Finding Broad Concepts

Looking to see if anyone has some thoughts on this topic . . . .

@Christian_Reich, @Dymshyts, @aostropolets and myself have been toying around with the idea of flagging condition concepts that are too broad for analytical purposes.

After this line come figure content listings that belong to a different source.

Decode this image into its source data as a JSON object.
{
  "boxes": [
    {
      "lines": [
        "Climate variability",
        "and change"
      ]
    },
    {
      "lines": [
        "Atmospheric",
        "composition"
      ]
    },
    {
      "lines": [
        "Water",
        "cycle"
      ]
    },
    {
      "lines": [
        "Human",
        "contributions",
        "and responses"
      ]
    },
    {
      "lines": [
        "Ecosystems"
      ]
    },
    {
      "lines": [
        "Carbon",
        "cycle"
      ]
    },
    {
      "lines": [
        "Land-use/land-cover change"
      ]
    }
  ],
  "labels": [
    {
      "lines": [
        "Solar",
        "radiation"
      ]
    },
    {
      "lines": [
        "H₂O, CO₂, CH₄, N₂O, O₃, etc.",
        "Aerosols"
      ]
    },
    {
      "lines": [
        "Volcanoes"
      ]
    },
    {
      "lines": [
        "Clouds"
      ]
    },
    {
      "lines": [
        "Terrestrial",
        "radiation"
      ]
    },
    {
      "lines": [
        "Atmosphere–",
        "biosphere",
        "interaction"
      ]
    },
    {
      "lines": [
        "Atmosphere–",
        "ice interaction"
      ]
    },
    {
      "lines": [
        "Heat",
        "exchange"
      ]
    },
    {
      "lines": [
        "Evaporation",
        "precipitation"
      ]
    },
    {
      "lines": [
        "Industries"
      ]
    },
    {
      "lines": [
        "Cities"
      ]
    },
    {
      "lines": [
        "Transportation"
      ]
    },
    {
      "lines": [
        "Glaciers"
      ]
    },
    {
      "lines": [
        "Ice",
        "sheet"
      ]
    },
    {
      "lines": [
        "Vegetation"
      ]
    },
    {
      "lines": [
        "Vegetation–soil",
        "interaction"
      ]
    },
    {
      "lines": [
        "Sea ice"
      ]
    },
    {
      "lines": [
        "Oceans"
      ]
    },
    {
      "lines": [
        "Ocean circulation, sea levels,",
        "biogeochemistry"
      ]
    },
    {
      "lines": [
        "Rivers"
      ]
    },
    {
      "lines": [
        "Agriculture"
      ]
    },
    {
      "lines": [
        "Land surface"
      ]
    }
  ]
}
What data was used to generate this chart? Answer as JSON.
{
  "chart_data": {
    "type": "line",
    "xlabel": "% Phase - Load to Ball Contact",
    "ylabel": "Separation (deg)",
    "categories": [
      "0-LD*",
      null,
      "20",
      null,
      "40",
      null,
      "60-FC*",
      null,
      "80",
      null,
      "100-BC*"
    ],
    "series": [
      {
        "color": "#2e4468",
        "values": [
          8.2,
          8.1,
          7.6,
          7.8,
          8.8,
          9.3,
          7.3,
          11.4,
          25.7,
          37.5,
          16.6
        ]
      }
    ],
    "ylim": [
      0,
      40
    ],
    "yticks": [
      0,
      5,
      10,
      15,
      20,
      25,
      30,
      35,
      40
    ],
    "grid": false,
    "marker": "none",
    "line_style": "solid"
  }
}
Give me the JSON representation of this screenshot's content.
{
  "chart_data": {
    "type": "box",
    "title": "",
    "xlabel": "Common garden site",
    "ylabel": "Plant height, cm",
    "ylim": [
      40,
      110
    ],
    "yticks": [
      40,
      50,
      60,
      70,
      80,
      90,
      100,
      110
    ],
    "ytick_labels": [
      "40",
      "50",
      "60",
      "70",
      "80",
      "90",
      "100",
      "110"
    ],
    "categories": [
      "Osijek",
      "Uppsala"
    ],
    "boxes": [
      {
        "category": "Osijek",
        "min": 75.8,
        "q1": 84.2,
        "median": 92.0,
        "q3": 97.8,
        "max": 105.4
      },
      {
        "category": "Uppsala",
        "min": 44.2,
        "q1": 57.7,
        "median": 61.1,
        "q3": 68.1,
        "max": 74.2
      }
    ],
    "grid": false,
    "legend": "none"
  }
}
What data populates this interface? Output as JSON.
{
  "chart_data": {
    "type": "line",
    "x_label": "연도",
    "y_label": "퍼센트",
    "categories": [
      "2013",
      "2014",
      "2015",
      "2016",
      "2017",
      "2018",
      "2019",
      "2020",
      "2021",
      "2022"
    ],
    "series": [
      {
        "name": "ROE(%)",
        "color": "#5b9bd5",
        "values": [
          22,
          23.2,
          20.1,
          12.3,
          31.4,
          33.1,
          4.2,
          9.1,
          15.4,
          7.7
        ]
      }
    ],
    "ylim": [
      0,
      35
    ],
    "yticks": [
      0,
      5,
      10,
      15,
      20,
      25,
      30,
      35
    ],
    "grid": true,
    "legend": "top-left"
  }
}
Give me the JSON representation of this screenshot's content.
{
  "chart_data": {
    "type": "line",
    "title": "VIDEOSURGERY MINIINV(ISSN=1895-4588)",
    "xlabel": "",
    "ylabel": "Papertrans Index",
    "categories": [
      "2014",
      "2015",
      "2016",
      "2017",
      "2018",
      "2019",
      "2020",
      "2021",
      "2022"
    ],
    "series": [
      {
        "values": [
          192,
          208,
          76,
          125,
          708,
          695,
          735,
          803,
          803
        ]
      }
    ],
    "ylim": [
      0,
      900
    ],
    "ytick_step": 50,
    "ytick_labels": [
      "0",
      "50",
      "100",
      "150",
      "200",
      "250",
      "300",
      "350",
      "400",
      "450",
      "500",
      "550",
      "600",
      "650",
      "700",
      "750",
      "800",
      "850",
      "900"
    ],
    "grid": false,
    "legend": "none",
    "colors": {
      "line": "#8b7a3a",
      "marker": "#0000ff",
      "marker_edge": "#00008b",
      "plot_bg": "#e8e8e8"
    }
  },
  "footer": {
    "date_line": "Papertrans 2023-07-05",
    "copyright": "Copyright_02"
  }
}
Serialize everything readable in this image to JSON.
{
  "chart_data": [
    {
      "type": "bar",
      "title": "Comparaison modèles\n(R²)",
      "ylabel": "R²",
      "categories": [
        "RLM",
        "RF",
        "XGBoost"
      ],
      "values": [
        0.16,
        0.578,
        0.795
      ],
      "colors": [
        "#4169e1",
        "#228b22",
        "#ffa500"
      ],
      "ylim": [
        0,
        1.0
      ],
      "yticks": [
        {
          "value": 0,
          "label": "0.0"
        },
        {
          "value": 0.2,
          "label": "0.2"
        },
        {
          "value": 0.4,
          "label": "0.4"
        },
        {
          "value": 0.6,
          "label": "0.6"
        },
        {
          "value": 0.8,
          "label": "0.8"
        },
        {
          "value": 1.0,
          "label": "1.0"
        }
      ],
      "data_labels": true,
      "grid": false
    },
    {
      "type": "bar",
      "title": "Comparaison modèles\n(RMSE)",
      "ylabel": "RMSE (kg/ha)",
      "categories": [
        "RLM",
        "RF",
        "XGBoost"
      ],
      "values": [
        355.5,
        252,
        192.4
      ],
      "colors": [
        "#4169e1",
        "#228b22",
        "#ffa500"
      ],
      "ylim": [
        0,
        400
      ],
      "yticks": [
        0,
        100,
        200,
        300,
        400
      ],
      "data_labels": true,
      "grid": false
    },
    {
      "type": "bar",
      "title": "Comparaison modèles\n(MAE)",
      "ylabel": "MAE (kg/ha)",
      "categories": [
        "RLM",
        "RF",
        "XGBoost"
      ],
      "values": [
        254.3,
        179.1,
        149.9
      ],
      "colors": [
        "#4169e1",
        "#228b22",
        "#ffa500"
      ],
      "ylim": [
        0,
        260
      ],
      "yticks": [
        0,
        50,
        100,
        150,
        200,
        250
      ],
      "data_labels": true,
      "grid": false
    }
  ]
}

For example:

4272240	/*Malaise*/
4309912	/*Generally unwell*/
443403	/*Sequela*/

Reason this is of interest to me is I’m trying to generate lists of negative controls, but a negative control of “sequela” is “too broad” and doesn’t make for a good negative control. We want things more specific like “lymphoma, b-cell”.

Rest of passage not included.